Dad looked at me sadly. “Son, I’m not going anywhere. I’m staying right here next to your mother.”
“What?” I felt shocked. “We can’t sit around and just wait for a miracle dad. This is your thing isn’t it? You’re good at this kind of stuff. We can do some research and figure out a way to fix her. She needs you dad. I need you.” That last, I was barely able to squeeze out.
“You’re right. I am good at this stuff. I’ve already done the research and there’s nothing that covers this. She does need me. She needs me right here. It’s going to take me some time to heal up, but even if it didn’t I’m not leaving your mother’s side. This is the kind of situation that separates the men from the boys.”
“The men? You’re going to sit here and give up and still act like thats what a man does? You’ve told me a thousand times that men are warriors. We need you dad. We need you to suit up and get out there and fight with us. You’re not going to be doing anyone any good sitting in here and twiddling your thumbs.”
“You got no idea what good I can or can’t do or where it could be done. You think at sixteen you’ve got a grasp on how the world works and the shape of it? You couldn’t be further from the truth. The world doesn’t line up in neat rows for you, boy. Its messy and its mean, and there’s no silver bullet out there that’s going to kill the monsters that come your way. The world don’t revolve around you and what you want. You’re not the most important thing in this household. You kids are valuable beyond what I can possibly mention but you’re not the center of the universe. In a couple years you both are going to set out and find your own lives and live them. But I settled on that twenty years ago when I made a covenant with your mother that I would stand by her side in sickness and in health and I’ll be damned if I go back on that word when she needs me most.” His jaw tightened as the words spilled out. They struck like hammer blows—all the more because I could understand where he was coming from.

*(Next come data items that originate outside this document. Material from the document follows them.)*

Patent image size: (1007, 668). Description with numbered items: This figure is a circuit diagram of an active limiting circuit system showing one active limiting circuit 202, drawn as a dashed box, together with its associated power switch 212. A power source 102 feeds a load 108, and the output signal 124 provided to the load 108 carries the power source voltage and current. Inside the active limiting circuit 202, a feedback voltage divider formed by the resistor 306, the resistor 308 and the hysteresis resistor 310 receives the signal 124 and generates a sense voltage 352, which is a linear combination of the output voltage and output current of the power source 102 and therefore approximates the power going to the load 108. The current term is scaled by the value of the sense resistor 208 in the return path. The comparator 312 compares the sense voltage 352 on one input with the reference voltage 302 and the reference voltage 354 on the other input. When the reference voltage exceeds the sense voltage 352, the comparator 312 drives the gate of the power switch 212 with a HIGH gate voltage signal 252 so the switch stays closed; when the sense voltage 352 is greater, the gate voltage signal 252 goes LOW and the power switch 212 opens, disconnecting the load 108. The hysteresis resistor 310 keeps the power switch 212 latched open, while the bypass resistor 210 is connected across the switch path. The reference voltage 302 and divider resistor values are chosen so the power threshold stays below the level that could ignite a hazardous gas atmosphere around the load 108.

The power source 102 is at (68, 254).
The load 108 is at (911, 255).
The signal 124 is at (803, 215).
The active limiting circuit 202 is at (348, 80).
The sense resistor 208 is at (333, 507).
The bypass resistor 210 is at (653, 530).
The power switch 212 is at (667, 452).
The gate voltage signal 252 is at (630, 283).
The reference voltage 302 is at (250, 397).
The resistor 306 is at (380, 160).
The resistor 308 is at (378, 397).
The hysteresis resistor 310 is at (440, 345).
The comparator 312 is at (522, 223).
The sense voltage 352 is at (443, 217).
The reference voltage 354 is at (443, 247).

It didn’t change anything though. I needed him. We needed him. Mom needed him. He was running away from his responsibilities and abandoning me. Abandoning mom. Tears stung my eyes again. Perfect. Just what I needed. My lip trembled in a muddied mixture of rage, need, disappointment, and longing.
“You know dad. There’s a lot of things you’ve been over the years, but I never thought that one of them would be a coward. Fine. You sit here and wallow in self pity and I’ll go out and find the bastards that did this.” I whipped around, ignoring the dizziness it caused and pushed past the anxious face of Jane and the hard face of Gerald. I wandered the halls for a time, aimless, before I found myself back in my room. I curled up on the uncomfortable bed. My mind was awash in uncertainty, doubt, and fear. I took slow, calming breaths before I remembered a saying that death is a door one person wide. We walk through it alone. It turns out that life isn’t so different.
I wasn’t sure how I was going to do it, but I was going to find out who hurt mom, and I was going to make them pay.